About Just - Mediate
At JUST MEDIATE we are passionate about the strife, controversy, and conflict that YOU are challenged and faced with. We are not only academical to YOUR challenges, but we are also passionate and share your emotion. PASSIONATE?? – Yes, passionate to walk by YOUR side, having occupied the driver’s seat of conflict and exhaustion of the emotional battle to the extent of bearing the battle scars of the war – whether it be: Divorce, Maintenance, Protection orders, Labour matters, Civil matters, Criminal matters, Access to your loved ones, only to mention a few of the conflicts which exploded after an unwanted and unforeseen circumstance. We understand YOUR frustration, not to mention the financial constraints which were not budgeted for!! Allow JUST MEDIATE and our affiliated, skilled, INTERNATIONALLY ACCREDITED (ADR REGISTER) consultants to take YOUR hand and FACILITATE the best, cost-effective solution for YOUR current conflict, and allow us to “walk the walk” of a liberated burden that’s weighing YOU down.
One of the main reasons for the distress suffered by children when parents’ divorce is that children are usually placed in the custody of one parent and cut off from the non-custodial parent. The parent who has custody may deliberately alienate the other parent so that the children cannot have a meaningful relationship with him or her. The list below describes some of the signs and symptoms of alienating behavior. If you recognize them in your ex-spouse’s behavior, or in your own, or in the behavior of a parent you are trying to help, you need to review what is being done or said, in all instances in the paramount interest of the children.
Signs of alienating behavior
- Inviting children to make choices about visitation or access — when in reality they have no choice;
- Telling a child ‘everything’ about the marital relationship or reasons for the divorce — this is destructive and painful for the child;
- Refusing to recognize that the children have property and may want to transport their possessions between residences;
- Refusing to allow the other parent access to school or medical records;
- Blaming the other parent for financial problems, the breakdown of the family;
- Scheduling activities with the child in the other parent’s access time;
- Raising the question of changing the child’s name, or suggesting an adoption;
- Reacting with sadness when the child relates a good story about their visit with the other parent;
- Asking the child personal questions about the other parent’s life;
- Physically or psychologically ‘rescuing’ the child from the other parent when there is no threat to their safety;
- Listening in to the child’s conversations with the other parent, and sometimes refusing to allow the other parent telephonic access.
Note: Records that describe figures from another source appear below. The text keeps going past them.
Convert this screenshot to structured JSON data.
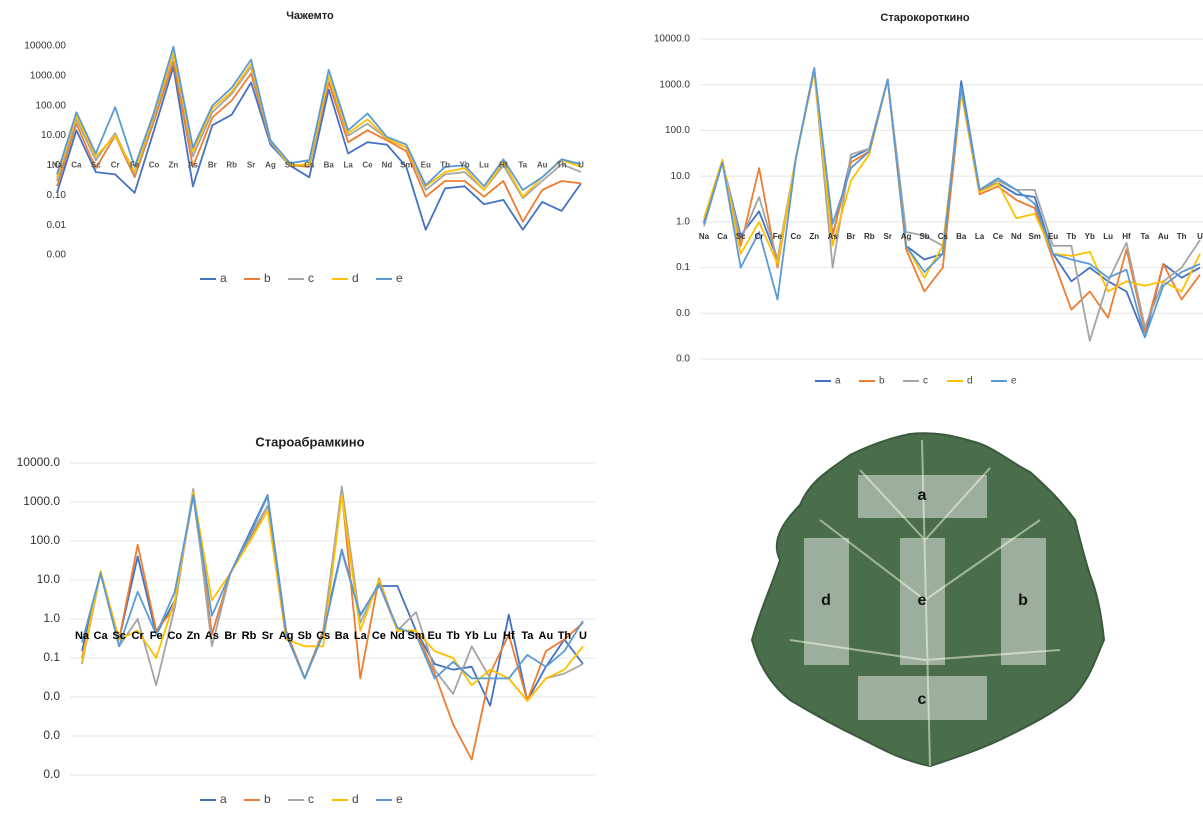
{
  "chart_data": [
    {
      "type": "line",
      "title": "Чажемто",
      "log_scale": true,
      "grid": false,
      "legend": "bottom",
      "categories": [
        "Na",
        "Ca",
        "Sc",
        "Cr",
        "Fe",
        "Co",
        "Zn",
        "As",
        "Br",
        "Rb",
        "Sr",
        "Ag",
        "Sb",
        "Cs",
        "Ba",
        "La",
        "Ce",
        "Nd",
        "Sm",
        "Eu",
        "Tb",
        "Yb",
        "Lu",
        "Hf",
        "Ta",
        "Au",
        "Th",
        "U"
      ],
      "ylim": [
        0.001,
        10000
      ],
      "yticks": [
        {
          "value": 10000,
          "label": "10000.00"
        },
        {
          "value": 1000,
          "label": "1000.00"
        },
        {
          "value": 100,
          "label": "100.00"
        },
        {
          "value": 10,
          "label": "10.00"
        },
        {
          "value": 1,
          "label": "1.00"
        },
        {
          "value": 0.1,
          "label": "0.10"
        },
        {
          "value": 0.01,
          "label": "0.01"
        },
        {
          "value": 0.001,
          "label": "0.00"
        }
      ],
      "series": [
        {
          "name": "a",
          "color": "#4472c4",
          "values": [
            0.12,
            15,
            0.6,
            0.5,
            0.12,
            15,
            2000,
            0.2,
            22,
            50,
            600,
            5,
            1,
            0.4,
            350,
            2.5,
            6,
            5,
            0.9,
            0.007,
            0.17,
            0.2,
            0.05,
            0.07,
            0.007,
            0.06,
            0.03,
            0.25
          ]
        },
        {
          "name": "b",
          "color": "#ed7d31",
          "values": [
            0.2,
            25,
            0.8,
            10,
            0.4,
            30,
            3000,
            0.9,
            40,
            150,
            1200,
            6,
            1,
            0.9,
            600,
            6,
            15,
            7,
            3,
            0.09,
            0.3,
            0.3,
            0.09,
            0.3,
            0.013,
            0.15,
            0.3,
            0.25
          ]
        },
        {
          "name": "c",
          "color": "#a5a5a5",
          "values": [
            0.3,
            35,
            1.5,
            12,
            0.5,
            40,
            5000,
            2,
            60,
            250,
            2000,
            6,
            1,
            1,
            900,
            10,
            25,
            8,
            4,
            0.15,
            0.5,
            0.6,
            0.15,
            1,
            0.08,
            0.3,
            1.1,
            0.6
          ]
        },
        {
          "name": "d",
          "color": "#ffc000",
          "values": [
            0.4,
            45,
            2,
            10,
            0.6,
            50,
            6000,
            3,
            80,
            300,
            2500,
            7,
            1,
            1.1,
            1000,
            12,
            35,
            8,
            4,
            0.2,
            0.6,
            0.8,
            0.15,
            1.3,
            0.09,
            0.4,
            1.5,
            0.9
          ]
        },
        {
          "name": "e",
          "color": "#5b9bd5",
          "values": [
            0.5,
            60,
            2.5,
            90,
            0.9,
            60,
            9500,
            4,
            100,
            400,
            3500,
            7,
            1.2,
            1.5,
            1600,
            15,
            55,
            9,
            5,
            0.22,
            0.9,
            1,
            0.2,
            1.6,
            0.15,
            0.4,
            1.6,
            1.1
          ]
        }
      ]
    },
    {
      "type": "line",
      "title": "Старокороткино",
      "log_scale": true,
      "grid": true,
      "legend": "bottom",
      "categories": [
        "Na",
        "Ca",
        "Sc",
        "Cr",
        "Fe",
        "Co",
        "Zn",
        "As",
        "Br",
        "Rb",
        "Sr",
        "Ag",
        "Sb",
        "Cs",
        "Ba",
        "La",
        "Ce",
        "Nd",
        "Sm",
        "Eu",
        "Tb",
        "Yb",
        "Lu",
        "Hf",
        "Ta",
        "Au",
        "Th",
        "U"
      ],
      "ylim": [
        0.001,
        10000
      ],
      "yticks": [
        {
          "value": 10000,
          "label": "10000.0"
        },
        {
          "value": 1000,
          "label": "1000.0"
        },
        {
          "value": 100,
          "label": "100.0"
        },
        {
          "value": 10,
          "label": "10.0"
        },
        {
          "value": 1,
          "label": "1.0"
        },
        {
          "value": 0.1,
          "label": "0.1"
        },
        {
          "value": 0.01,
          "label": "0.0"
        },
        {
          "value": 0.001,
          "label": "0.0"
        }
      ],
      "series": [
        {
          "name": "a",
          "color": "#4472c4",
          "values": [
            1,
            20,
            0.5,
            1.7,
            0.15,
            25,
            2300,
            0.5,
            25,
            40,
            1300,
            0.3,
            0.15,
            0.2,
            1200,
            5,
            7,
            4,
            3.5,
            0.2,
            0.05,
            0.1,
            0.05,
            0.03,
            0.003,
            0.12,
            0.06,
            0.1
          ]
        },
        {
          "name": "b",
          "color": "#ed7d31",
          "values": [
            0.9,
            20,
            0.3,
            15,
            0.1,
            25,
            2000,
            0.5,
            20,
            35,
            1300,
            0.25,
            0.03,
            0.1,
            700,
            4,
            6,
            3,
            2,
            0.15,
            0.012,
            0.03,
            0.008,
            0.25,
            0.004,
            0.12,
            0.02,
            0.07
          ]
        },
        {
          "name": "c",
          "color": "#a5a5a5",
          "values": [
            0.8,
            20,
            0.4,
            3.5,
            0.15,
            25,
            2000,
            0.1,
            30,
            40,
            1300,
            0.6,
            0.5,
            0.3,
            800,
            5,
            8,
            5,
            5,
            0.3,
            0.3,
            0.0025,
            0.05,
            0.35,
            0.005,
            0.05,
            0.1,
            0.4
          ]
        },
        {
          "name": "d",
          "color": "#ffc000",
          "values": [
            1.2,
            23,
            0.2,
            1,
            0.12,
            25,
            2000,
            0.3,
            8,
            30,
            1300,
            0.3,
            0.06,
            0.3,
            700,
            4.5,
            7,
            1.2,
            1.5,
            0.2,
            0.18,
            0.22,
            0.03,
            0.05,
            0.04,
            0.05,
            0.03,
            0.2
          ]
        },
        {
          "name": "e",
          "color": "#5b9bd5",
          "values": [
            0.9,
            20,
            0.1,
            0.6,
            0.02,
            25,
            2300,
            0.9,
            15,
            35,
            1300,
            0.3,
            0.08,
            0.2,
            900,
            5,
            9,
            5,
            2.5,
            0.2,
            0.15,
            0.12,
            0.06,
            0.09,
            0.003,
            0.04,
            0.08,
            0.12
          ]
        }
      ]
    },
    {
      "type": "line",
      "title": "Староабрамкино",
      "log_scale": true,
      "grid": true,
      "legend": "bottom",
      "categories": [
        "Na",
        "Ca",
        "Sc",
        "Cr",
        "Fe",
        "Co",
        "Zn",
        "As",
        "Br",
        "Rb",
        "Sr",
        "Ag",
        "Sb",
        "Cs",
        "Ba",
        "La",
        "Ce",
        "Nd",
        "Sm",
        "Eu",
        "Tb",
        "Yb",
        "Lu",
        "Hf",
        "Ta",
        "Au",
        "Th",
        "U"
      ],
      "ylim": [
        0.0001,
        10000
      ],
      "yticks": [
        {
          "value": 10000,
          "label": "10000.0"
        },
        {
          "value": 1000,
          "label": "1000.0"
        },
        {
          "value": 100,
          "label": "100.0"
        },
        {
          "value": 10,
          "label": "10.0"
        },
        {
          "value": 1,
          "label": "1.0"
        },
        {
          "value": 0.1,
          "label": "0.1"
        },
        {
          "value": 0.01,
          "label": "0.0"
        },
        {
          "value": 0.001,
          "label": "0.0"
        },
        {
          "value": 0.0001,
          "label": "0.0"
        }
      ],
      "series": [
        {
          "name": "a",
          "color": "#4472c4",
          "values": [
            0.15,
            15,
            0.3,
            40,
            0.4,
            3,
            1500,
            0.4,
            15,
            150,
            1500,
            0.5,
            0.03,
            0.5,
            60,
            1.3,
            7,
            7,
            0.5,
            0.07,
            0.05,
            0.06,
            0.006,
            1.3,
            0.008,
            0.06,
            0.3,
            0.07
          ]
        },
        {
          "name": "b",
          "color": "#ed7d31",
          "values": [
            0.1,
            15,
            0.3,
            80,
            0.5,
            2,
            2000,
            0.4,
            15,
            100,
            800,
            0.5,
            0.03,
            0.5,
            1800,
            0.03,
            11,
            0.5,
            0.5,
            0.04,
            0.002,
            0.00025,
            0.04,
            0.4,
            0.008,
            0.15,
            0.3,
            0.8
          ]
        },
        {
          "name": "c",
          "color": "#a5a5a5",
          "values": [
            0.07,
            15,
            0.2,
            1,
            0.02,
            2,
            2200,
            0.2,
            15,
            120,
            800,
            0.4,
            0.03,
            0.4,
            2500,
            0.8,
            8,
            0.5,
            1.5,
            0.05,
            0.012,
            0.2,
            0.03,
            0.03,
            0.008,
            0.03,
            0.04,
            0.07
          ]
        },
        {
          "name": "d",
          "color": "#ffc000",
          "values": [
            0.08,
            17,
            0.3,
            0.5,
            0.1,
            3,
            1800,
            3,
            15,
            90,
            600,
            0.3,
            0.2,
            0.2,
            1500,
            0.5,
            10,
            0.5,
            0.5,
            0.15,
            0.1,
            0.02,
            0.05,
            0.03,
            0.008,
            0.03,
            0.05,
            0.2
          ]
        },
        {
          "name": "e",
          "color": "#5b9bd5",
          "values": [
            0.25,
            15,
            0.2,
            5,
            0.4,
            5,
            1500,
            1.2,
            15,
            130,
            1400,
            0.4,
            0.03,
            0.4,
            55,
            1.2,
            8,
            0.6,
            0.4,
            0.03,
            0.08,
            0.03,
            0.03,
            0.03,
            0.12,
            0.06,
            0.15,
            0.9
          ]
        }
      ]
    }
  ],
  "leaf_zones": [
    "a",
    "d",
    "e",
    "b",
    "c"
  ]
}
A child who is exposed to continual criticism or dismissal of one of their parents and is made to feel guilty for wanting to have a relationship with that parent may reach the point where s/he is unable to remember anything good about the parent, or feels angry at one parent without being able to say why.
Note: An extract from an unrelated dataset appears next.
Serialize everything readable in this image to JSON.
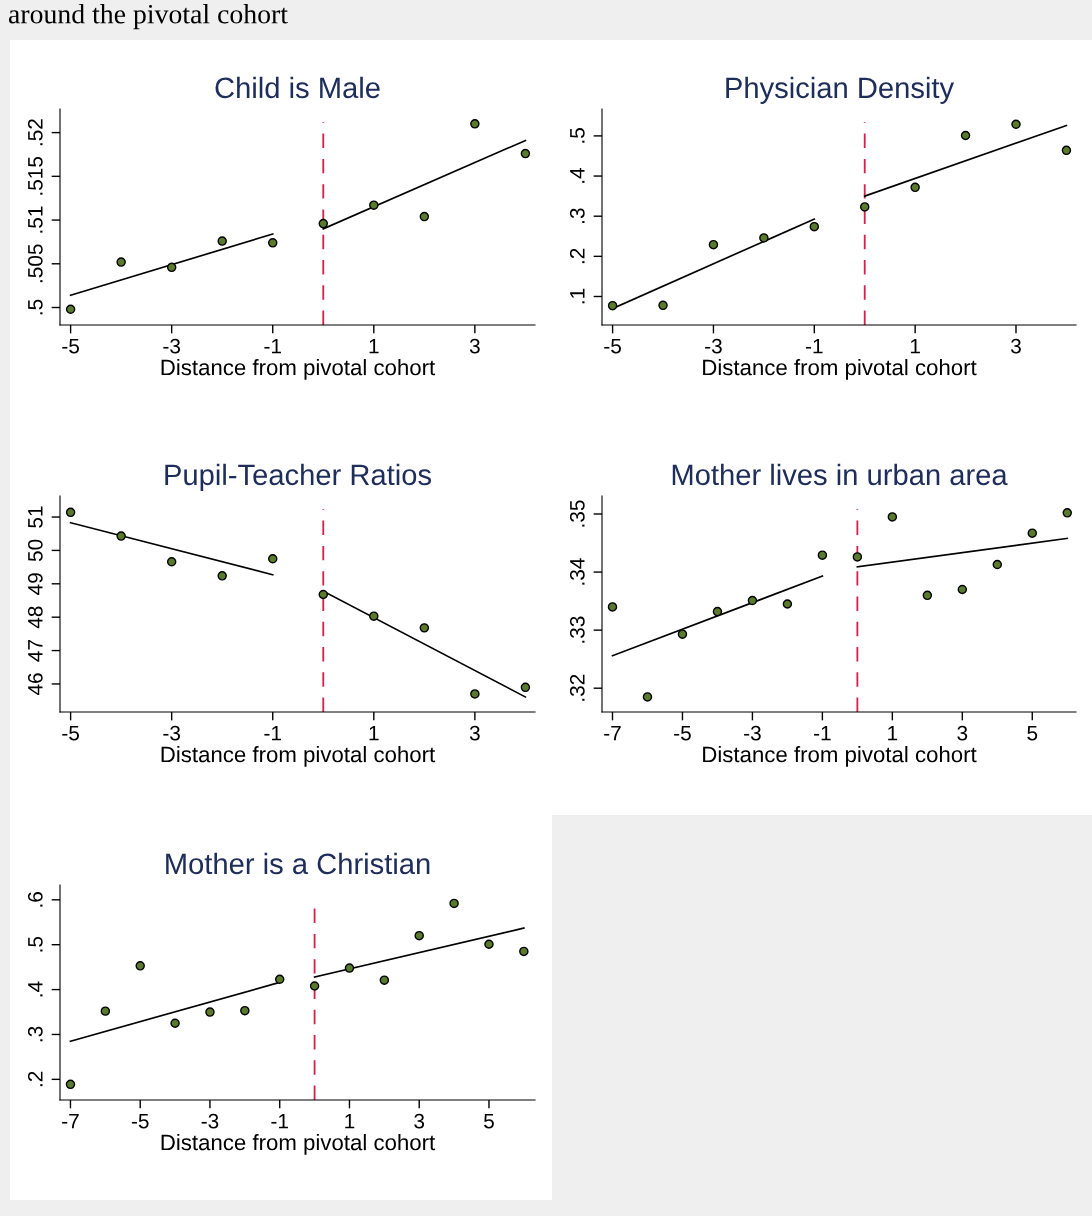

JUST – MEDIATE works with many alienated parents. Some have simply given up trying to see their children after spending hundreds of thousands of rands — they choose to walk away and hope that one day the child will come to look for them. JUST – MEDIATE aims to protect children by reducing the risk of parental alienation. It does this through mediation and through family support groups. It helps parents learn different ways to communicate with their ex-partners, how to handle conflict and how to communicate with their children. JUST – MEDIATE has discovered very specific ways to help combat alienation and has made some progress.
Support groups operate in GAUTENG. The JUST – MEDIATE network now includes more than 30 men and women from all walks of life. Many of these are active members of the support groups, some, including journalists, are interested in receiving information on JUST – MEDIATE’S activities and others are members of overseas organizations working on similar issues. JUST – MEDIATE has worked hard to create awareness among the legal fraternity of the plight of children in divorce; it advocates around issues related to joint custody, the suitability of fathers as custodial parents and related issues. Trained and accredited members of JUST – MEDIATE provide divorce mediation services.
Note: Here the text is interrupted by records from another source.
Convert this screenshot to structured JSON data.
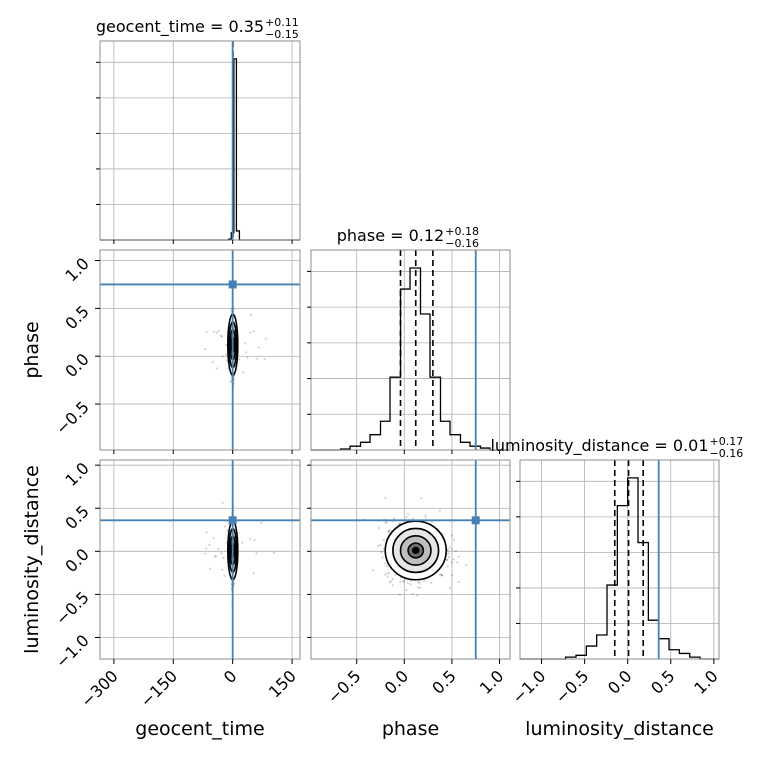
{
  "chart_data": {
    "type": "corner",
    "parameters": [
      "geocent_time",
      "phase",
      "luminosity_distance"
    ],
    "axis_labels": [
      "geocent_time",
      "phase",
      "luminosity_distance"
    ],
    "truth_color": "#4682b4",
    "truths": {
      "geocent_time": 0,
      "phase": 0.75,
      "luminosity_distance": 0.36
    },
    "ranges": {
      "geocent_time": [
        -335,
        170
      ],
      "phase": [
        -0.98,
        1.11
      ],
      "luminosity_distance": [
        -1.25,
        1.06
      ]
    },
    "ticks": {
      "geocent_time": [
        -300,
        -150,
        0,
        150
      ],
      "phase": [
        -0.5,
        0.0,
        0.5,
        1.0
      ],
      "luminosity_distance": [
        -1.0,
        -0.5,
        0.0,
        0.5,
        1.0
      ]
    },
    "tick_labels": {
      "geocent_time": [
        "−300",
        "−150",
        "0",
        "150"
      ],
      "phase": [
        "−0.5",
        "0.0",
        "0.5",
        "1.0"
      ],
      "luminosity_distance": [
        "−1.0",
        "−0.5",
        "0.0",
        "0.5",
        "1.0"
      ]
    },
    "titles": [
      {
        "param": "geocent_time",
        "base": "geocent_time = 0.35",
        "plus": "+0.11",
        "minus": "−0.15"
      },
      {
        "param": "phase",
        "base": "phase = 0.12",
        "plus": "+0.18",
        "minus": "−0.16"
      },
      {
        "param": "luminosity_distance",
        "base": "luminosity_distance = 0.01",
        "plus": "+0.17",
        "minus": "−0.16"
      }
    ],
    "quantiles": {
      "geocent_time": [
        0.2,
        0.35,
        0.46
      ],
      "phase": [
        -0.04,
        0.12,
        0.3
      ],
      "luminosity_distance": [
        -0.15,
        0.01,
        0.18
      ]
    },
    "histograms": {
      "geocent_time": {
        "edges": [
          -335,
          -10,
          -3.5,
          3,
          9.5,
          17,
          170
        ],
        "counts": [
          0,
          0.005,
          0.04,
          1.0,
          0.05,
          0.0
        ]
      },
      "phase": {
        "edges": [
          -0.98,
          -0.67,
          -0.57,
          -0.46,
          -0.36,
          -0.25,
          -0.15,
          -0.04,
          0.06,
          0.17,
          0.27,
          0.38,
          0.48,
          0.59,
          0.69,
          0.8,
          0.9,
          1.11
        ],
        "counts": [
          0,
          0.005,
          0.02,
          0.04,
          0.08,
          0.15,
          0.38,
          0.84,
          0.95,
          0.71,
          0.38,
          0.15,
          0.08,
          0.04,
          0.02,
          0.01,
          0
        ]
      },
      "luminosity_distance": {
        "edges": [
          -1.25,
          -0.72,
          -0.6,
          -0.48,
          -0.36,
          -0.24,
          -0.12,
          0.0,
          0.12,
          0.24,
          0.36,
          0.48,
          0.6,
          0.72,
          0.84,
          1.06
        ],
        "counts": [
          0,
          0.01,
          0.02,
          0.07,
          0.13,
          0.4,
          0.83,
          0.98,
          0.63,
          0.21,
          0.11,
          0.05,
          0.03,
          0.01,
          0
        ]
      }
    },
    "posterior_center": {
      "geocent_time": 0.35,
      "phase": 0.12,
      "luminosity_distance": 0.01
    },
    "posterior_sigma": {
      "geocent_time": 1.5,
      "phase": 0.16,
      "luminosity_distance": 0.17
    },
    "grid": true
  }
}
JUST – MEDIATE encourages parents to mediate rather than litigate and its experience has revealed much about what works and what does not. Its achievements include:
- Getting mediation accepted as a way of dealing with family disputes;
- Networking locally;
- Working with other organizations to promote the interests of children who go through divorce.
Although JUST – MEDIATE interests are primarily family-focused, it assists parents, both men and women, who wish to play a positive role in their children’s lives.
The Fatherhood Project has provided a golden opportunity to create awareness among men about what being a Dad means in different cultures.